Nearly 90 percent of healthcare organizations were slammed by a breach in the past two years.
The 911 call has come in loud and clear for the healthcare industry: nearly 90% of all healthcare organizations suffered at least one data breach in the past two years with an average cost of $2.2 million per hack.
Despite heightened awareness and concern among the healthcare industry over its ability to thwart cybercrime, insider mistakes, and ransomware attacks, healthcare budgets for security have either dropped or remained the same in the past year, according to the newly released Sixth Annual Benchmark Study on Privacy & Security of Healthcare Data by the Ponemon Institute. Some 10% of budgets have declined, and more than half have remained static, and most believe they don’t have the budget to properly protect data.
The Ponemon report, commissioned by ID Experts, estimates that data breaches cost the healthcare industry some $6.2 billion, as some 79% of healthcare organizations say they were hit with two or more data breaches in the past two years, and 45%, more than five breaches. Most of those exposed fewer than 500 data records, and thus don’t get reported to the US Department of Health and Human Services nor are revealed to the media. Ponemon surveyed 91 healthcare organizations, mainly healthcare providers, and 84 healthcare business partner organizations, including pharmaceutical companies, IT and service providers, and medical device makers, and broke down the findings accordingly.
Healthcare’s security woes have been well-documented over the past year. Even before the infamous recent wave of ransomware attacks on hospitals, there were plenty of red flags that healthcare was a ripe target for cybercrime, and even cyber espionage: there were massive breaches at Anthem and other insurers, as well as UCLA Health and earlier this year, 21st Century Oncology. A study last year by Raytheon and Websense found that healthcare organizations are twice as likely to suffer a data breach than those in other industries. And according to Trend Micro’s analysis of Privacy Rights Clearinghouse data, healthcare organizations suffered more breaches than any other industry sector between 1995 and 2005 — with some 27% of all breaches.
Not surprisingly, healthcare organizations also have been failing in their application security programs and practices as well. According to the Building Security In Maturity Model (BSIMM) study published in October, BSIMM6, healthcare organizations scored much lower than their counterparts in the financial services, independent software vendor, and consumer electronics industries, when it comes to securing their applications.
The most commonly exposed data in healthcare breaches are medical records, followed by billing and insurance records, and payment information. Some 64% of attacks targeted medical files and billing and insurance records, up from 45%. Nearly 40% of healthcare organizations and 26% of their business partners say they know of medical identity theft incidents affecting their patients and customers, but 64% of healthcare organizations don’t offer credit protection services for victims, and 67% of business partners don’t have procedures in place to correct errors in medical records—a gap that could be life-threatening in the case of an identify thief using a patient’s medical information for fraudulent purposes, the Ponemon report notes.
“There seems to be increasing awareness that medical identify theft is one of the results” of attacks, says Rick Kam, president and co-founder of ID Experts. “What’s bad is that healthcare organizations aren’t putting in the resources to help those [issues]. Medical identity theft includes a patient’s prescriptions, diagnosis, blood type” and other information that if compromised could risk a patient’s health or life, he says.

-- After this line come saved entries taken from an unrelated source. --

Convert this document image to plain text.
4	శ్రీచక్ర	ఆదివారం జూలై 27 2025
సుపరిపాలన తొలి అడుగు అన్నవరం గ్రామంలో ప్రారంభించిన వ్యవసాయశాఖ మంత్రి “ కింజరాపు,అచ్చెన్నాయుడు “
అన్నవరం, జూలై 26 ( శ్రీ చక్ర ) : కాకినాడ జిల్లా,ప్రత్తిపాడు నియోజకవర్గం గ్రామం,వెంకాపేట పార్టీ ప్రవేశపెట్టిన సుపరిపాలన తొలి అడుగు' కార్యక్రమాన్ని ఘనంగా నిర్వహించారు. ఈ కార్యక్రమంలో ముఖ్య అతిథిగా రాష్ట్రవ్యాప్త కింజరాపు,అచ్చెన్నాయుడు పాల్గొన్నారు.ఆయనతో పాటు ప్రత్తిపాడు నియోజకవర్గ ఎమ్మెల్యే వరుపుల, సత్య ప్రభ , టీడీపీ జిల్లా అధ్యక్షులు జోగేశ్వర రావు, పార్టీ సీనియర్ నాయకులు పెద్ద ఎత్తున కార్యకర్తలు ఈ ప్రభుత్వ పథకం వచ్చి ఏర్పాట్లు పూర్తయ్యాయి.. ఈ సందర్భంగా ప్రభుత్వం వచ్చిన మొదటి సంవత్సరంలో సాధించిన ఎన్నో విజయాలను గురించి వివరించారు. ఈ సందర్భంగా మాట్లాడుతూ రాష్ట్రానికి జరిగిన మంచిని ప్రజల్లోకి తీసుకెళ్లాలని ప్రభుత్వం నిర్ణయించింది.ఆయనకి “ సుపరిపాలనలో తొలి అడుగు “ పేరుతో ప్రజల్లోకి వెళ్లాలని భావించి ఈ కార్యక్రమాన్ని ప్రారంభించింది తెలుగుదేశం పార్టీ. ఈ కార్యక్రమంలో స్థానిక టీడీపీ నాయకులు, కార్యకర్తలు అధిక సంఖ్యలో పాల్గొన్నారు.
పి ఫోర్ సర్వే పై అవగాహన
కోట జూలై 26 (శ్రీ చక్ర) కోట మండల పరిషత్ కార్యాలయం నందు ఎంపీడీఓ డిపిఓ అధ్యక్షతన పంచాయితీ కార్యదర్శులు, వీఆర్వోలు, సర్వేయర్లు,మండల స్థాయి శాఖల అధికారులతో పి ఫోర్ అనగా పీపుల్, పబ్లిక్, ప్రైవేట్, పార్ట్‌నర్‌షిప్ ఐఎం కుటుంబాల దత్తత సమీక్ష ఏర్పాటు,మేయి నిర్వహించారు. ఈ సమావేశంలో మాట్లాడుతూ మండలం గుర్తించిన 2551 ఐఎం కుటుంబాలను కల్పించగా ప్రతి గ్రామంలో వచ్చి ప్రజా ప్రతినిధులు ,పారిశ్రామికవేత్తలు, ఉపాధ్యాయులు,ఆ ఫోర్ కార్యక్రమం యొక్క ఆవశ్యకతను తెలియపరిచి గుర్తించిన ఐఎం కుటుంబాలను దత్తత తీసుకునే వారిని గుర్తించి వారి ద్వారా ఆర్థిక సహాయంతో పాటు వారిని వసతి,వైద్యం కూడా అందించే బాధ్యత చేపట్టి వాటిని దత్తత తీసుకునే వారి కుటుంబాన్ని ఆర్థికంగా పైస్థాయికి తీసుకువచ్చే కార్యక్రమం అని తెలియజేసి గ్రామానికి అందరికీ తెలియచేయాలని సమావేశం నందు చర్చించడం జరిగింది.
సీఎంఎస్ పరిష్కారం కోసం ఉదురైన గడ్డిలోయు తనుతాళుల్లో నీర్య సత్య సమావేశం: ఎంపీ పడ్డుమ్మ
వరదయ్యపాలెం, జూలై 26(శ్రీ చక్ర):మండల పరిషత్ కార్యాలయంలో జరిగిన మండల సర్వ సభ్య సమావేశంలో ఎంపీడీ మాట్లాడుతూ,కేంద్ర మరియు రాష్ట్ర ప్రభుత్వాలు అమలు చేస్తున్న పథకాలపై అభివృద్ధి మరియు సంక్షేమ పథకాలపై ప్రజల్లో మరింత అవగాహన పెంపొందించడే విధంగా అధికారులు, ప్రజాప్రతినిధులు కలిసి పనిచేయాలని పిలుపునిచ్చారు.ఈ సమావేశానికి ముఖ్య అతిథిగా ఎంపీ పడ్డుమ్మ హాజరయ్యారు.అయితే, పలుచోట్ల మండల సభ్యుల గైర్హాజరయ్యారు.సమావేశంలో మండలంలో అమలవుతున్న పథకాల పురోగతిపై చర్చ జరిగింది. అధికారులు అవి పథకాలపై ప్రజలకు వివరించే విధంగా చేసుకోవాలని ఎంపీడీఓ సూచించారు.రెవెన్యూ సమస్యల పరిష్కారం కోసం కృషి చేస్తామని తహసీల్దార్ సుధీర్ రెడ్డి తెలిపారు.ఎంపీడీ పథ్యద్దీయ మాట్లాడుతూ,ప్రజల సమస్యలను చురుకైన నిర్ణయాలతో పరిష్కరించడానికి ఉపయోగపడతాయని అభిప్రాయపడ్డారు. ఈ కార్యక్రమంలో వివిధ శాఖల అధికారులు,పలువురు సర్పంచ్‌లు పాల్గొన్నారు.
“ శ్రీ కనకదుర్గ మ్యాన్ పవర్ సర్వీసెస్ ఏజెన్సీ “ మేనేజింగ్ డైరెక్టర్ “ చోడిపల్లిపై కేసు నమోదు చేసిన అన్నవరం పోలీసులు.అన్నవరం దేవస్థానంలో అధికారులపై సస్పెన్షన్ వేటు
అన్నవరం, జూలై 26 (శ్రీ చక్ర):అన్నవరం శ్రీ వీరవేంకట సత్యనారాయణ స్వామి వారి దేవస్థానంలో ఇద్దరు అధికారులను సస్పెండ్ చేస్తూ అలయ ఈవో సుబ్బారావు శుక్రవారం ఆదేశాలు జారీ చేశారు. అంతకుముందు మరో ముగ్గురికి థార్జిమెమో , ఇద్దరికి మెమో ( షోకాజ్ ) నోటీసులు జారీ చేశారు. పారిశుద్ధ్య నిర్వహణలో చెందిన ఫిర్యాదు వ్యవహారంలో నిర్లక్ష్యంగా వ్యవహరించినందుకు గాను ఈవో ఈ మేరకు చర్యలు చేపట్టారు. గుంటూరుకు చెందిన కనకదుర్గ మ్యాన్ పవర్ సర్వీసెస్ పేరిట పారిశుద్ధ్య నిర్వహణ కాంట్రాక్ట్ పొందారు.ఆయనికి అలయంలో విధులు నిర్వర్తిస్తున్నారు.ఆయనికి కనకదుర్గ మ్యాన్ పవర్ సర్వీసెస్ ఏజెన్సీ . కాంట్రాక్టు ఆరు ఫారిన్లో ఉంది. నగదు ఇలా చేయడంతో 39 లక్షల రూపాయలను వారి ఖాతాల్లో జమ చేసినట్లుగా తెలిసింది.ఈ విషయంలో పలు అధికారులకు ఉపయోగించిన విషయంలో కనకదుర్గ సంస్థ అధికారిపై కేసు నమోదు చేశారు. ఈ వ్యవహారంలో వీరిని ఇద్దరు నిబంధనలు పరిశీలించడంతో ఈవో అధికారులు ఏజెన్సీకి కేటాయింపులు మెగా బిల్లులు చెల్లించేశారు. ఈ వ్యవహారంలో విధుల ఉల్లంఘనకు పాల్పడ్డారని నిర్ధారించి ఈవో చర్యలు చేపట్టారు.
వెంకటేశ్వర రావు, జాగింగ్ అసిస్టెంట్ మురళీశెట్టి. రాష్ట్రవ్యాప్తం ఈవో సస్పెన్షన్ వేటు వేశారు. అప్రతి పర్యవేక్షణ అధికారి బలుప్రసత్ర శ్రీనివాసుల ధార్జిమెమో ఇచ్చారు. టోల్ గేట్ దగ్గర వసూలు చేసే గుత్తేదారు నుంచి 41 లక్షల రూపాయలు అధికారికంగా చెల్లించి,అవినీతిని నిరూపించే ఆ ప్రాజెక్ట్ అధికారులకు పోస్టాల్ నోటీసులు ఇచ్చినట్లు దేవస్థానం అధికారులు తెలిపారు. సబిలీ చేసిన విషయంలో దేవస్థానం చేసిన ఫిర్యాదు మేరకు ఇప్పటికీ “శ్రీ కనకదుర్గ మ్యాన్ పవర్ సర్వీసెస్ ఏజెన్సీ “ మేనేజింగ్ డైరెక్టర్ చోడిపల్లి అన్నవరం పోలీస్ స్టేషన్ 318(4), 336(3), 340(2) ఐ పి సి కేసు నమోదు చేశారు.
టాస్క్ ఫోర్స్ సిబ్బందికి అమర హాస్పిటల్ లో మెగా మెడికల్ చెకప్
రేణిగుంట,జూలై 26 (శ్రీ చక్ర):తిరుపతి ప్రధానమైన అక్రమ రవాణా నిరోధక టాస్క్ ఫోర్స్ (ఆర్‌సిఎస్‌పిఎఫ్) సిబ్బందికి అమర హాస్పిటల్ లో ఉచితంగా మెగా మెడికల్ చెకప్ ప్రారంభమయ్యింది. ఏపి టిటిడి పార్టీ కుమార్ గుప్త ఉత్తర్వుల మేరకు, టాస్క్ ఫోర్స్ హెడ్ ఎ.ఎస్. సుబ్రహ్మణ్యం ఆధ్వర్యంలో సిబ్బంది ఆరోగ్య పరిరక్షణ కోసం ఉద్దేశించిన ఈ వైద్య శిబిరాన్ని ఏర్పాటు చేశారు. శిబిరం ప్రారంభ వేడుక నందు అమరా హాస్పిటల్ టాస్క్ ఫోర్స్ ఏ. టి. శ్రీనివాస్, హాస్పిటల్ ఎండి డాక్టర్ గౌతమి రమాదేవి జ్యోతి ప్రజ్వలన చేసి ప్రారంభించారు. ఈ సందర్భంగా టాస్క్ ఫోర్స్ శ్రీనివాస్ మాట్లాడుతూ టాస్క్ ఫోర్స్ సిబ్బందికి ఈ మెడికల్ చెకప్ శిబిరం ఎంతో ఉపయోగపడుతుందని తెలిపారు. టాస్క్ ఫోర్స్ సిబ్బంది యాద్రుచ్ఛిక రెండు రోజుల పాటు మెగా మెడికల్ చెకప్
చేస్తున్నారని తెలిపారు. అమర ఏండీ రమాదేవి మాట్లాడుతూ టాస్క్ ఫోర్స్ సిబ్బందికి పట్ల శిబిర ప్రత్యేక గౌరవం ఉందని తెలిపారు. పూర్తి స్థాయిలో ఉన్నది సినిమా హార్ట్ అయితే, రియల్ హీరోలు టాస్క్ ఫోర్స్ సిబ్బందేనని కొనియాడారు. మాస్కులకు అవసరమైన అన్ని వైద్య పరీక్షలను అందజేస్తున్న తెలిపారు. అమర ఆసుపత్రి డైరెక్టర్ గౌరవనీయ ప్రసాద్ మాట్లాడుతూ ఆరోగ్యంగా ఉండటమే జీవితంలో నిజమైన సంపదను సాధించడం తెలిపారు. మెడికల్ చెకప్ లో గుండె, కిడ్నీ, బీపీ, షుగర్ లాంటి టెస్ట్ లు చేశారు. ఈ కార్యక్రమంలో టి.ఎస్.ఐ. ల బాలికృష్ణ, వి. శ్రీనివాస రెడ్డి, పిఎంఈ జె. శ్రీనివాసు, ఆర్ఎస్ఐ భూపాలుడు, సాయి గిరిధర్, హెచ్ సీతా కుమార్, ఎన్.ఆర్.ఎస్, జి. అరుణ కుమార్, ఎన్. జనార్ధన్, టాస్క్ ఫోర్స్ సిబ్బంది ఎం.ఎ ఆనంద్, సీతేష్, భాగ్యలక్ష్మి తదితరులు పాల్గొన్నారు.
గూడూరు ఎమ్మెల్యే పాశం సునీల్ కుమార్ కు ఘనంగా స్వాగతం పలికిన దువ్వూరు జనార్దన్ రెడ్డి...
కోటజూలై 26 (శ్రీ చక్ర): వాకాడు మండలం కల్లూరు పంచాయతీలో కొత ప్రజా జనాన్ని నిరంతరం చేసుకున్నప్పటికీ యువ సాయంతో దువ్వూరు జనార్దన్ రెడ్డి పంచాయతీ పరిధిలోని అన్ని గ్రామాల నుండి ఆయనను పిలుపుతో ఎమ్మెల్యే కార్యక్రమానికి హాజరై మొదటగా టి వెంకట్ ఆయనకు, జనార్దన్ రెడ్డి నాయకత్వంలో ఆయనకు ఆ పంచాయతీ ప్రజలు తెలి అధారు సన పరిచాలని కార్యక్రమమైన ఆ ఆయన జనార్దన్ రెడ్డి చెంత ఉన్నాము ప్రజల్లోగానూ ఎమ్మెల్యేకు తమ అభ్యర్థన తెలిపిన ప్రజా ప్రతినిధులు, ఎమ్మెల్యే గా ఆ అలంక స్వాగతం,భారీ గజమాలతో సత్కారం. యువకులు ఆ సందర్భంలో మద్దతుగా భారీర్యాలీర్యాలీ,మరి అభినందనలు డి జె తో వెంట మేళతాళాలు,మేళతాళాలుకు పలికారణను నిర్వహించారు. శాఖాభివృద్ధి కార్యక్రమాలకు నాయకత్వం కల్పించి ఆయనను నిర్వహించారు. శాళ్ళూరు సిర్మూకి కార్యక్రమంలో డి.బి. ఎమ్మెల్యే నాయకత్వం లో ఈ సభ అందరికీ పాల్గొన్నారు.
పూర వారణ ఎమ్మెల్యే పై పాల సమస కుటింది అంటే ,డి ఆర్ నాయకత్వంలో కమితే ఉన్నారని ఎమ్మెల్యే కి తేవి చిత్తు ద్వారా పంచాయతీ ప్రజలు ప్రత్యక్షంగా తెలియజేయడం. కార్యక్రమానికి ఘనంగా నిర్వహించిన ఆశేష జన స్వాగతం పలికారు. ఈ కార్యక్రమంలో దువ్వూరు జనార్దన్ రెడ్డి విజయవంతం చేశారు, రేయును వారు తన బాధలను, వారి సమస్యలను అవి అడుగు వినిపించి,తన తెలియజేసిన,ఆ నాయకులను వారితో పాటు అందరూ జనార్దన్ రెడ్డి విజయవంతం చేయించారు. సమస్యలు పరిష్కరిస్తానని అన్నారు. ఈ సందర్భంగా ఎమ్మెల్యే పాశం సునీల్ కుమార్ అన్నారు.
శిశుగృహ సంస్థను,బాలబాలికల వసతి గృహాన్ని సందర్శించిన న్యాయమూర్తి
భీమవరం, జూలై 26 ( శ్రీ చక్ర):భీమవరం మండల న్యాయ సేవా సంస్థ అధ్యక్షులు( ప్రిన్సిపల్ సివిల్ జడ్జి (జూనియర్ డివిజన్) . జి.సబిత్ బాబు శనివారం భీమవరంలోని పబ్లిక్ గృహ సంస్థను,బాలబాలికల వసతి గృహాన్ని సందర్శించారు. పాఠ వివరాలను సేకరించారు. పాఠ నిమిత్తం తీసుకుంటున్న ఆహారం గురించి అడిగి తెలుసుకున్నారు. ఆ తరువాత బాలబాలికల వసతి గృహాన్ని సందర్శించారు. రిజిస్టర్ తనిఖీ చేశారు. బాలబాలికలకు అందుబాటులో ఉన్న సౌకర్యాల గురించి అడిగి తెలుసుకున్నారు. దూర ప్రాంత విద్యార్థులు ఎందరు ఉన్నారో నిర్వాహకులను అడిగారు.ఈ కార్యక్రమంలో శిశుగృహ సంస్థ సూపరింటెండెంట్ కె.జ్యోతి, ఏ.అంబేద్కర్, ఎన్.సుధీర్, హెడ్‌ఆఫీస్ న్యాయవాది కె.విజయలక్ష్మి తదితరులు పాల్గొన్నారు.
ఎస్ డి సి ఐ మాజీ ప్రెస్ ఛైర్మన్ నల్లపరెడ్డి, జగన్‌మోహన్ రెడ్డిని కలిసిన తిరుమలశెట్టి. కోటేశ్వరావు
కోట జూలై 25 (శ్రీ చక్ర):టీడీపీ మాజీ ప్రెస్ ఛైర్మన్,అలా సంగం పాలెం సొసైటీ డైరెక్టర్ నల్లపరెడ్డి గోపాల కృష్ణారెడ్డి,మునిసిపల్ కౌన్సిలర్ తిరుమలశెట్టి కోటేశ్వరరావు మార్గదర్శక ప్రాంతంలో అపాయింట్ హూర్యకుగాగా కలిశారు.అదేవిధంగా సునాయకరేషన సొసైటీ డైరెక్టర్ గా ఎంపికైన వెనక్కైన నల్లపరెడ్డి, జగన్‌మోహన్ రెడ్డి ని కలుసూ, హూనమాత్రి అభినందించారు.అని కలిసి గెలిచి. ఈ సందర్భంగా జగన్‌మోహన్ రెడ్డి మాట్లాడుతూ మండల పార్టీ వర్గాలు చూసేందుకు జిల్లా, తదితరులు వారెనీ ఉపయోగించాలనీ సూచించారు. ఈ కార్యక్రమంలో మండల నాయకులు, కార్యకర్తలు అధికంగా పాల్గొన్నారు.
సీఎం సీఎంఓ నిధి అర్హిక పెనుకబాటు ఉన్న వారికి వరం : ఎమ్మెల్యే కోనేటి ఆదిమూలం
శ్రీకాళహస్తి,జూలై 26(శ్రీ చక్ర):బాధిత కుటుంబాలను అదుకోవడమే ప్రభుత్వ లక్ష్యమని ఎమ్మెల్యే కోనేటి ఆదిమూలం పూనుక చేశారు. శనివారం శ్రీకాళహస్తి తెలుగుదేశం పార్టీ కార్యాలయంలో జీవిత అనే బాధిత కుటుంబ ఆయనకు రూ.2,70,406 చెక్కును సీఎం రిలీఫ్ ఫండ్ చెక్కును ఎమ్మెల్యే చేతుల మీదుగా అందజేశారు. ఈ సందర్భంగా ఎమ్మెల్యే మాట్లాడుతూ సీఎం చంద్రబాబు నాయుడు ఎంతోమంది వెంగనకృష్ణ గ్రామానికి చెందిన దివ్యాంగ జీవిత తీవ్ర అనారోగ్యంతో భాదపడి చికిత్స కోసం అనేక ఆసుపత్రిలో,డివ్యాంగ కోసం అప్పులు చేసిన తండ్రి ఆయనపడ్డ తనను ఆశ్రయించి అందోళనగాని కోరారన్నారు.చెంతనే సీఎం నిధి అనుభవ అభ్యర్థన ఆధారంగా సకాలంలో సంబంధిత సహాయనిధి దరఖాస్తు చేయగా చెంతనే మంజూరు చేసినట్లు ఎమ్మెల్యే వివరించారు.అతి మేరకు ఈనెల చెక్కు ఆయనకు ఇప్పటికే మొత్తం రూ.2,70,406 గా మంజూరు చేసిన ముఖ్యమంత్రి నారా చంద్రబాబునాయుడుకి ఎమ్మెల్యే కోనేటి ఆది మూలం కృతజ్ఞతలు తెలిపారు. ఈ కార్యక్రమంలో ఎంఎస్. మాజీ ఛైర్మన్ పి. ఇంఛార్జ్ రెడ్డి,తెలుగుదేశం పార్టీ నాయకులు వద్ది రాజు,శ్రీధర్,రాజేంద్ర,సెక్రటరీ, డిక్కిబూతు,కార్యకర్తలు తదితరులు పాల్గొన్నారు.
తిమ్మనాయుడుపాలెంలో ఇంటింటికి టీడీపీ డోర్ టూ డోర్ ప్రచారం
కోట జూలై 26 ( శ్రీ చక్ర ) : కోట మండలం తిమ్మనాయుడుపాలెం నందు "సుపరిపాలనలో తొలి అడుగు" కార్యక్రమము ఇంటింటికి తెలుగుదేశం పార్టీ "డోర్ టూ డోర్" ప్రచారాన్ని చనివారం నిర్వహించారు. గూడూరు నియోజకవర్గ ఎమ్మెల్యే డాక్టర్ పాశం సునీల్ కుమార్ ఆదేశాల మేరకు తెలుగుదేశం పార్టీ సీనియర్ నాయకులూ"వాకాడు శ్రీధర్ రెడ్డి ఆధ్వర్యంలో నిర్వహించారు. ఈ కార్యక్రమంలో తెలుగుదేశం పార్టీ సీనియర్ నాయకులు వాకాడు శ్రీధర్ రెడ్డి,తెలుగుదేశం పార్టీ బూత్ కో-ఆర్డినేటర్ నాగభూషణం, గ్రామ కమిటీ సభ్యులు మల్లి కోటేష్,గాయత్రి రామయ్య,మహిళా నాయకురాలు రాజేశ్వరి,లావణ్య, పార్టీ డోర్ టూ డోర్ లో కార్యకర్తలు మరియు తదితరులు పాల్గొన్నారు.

Cybercrime-based attacks remain the number one cause of data breaches, and they were up 5% to 50% this year, the report says. The rest were rooted in insider woes: 41% via a lost or stolen device and 36% via an “unintentional” employee act. Around 13% cite a malicious insider attack.
While respondents were surveyed last year prior to the big ransomware attacks on hospitals, ransomware was top of mind. Distributed denial-of-service (DDoS) attacks are the biggest worry of healthcare organizations (48%), followed by ransomware (44%), malware (41%), phishing (32%), advanced persistent threats (16%), rogue software (11%), and password attacks (8%).
Meanwhile, healthcare organizations are well aware they lack cybersecurity staff and talent to keep up with cyber threats. ID Experts’ Kam says there are some 20,000 vacant data security positions open in the healthcare sector, which exacerbates the problem of flat budgets and rising breaches.
The talent resource issue was echoed late last year by Jim Routh, chief information security officer at Aetna Global Security and chairman of the NH-ISAC, the healthcare industry’s threat information-sharing exchange. Routh, whose firm was one of the 10 healthcare firms to participate in the BSIMM6 study on software security, noted that healthcare firms typically lack security staff and resources, despite a growing awareness of the importance of software security programs.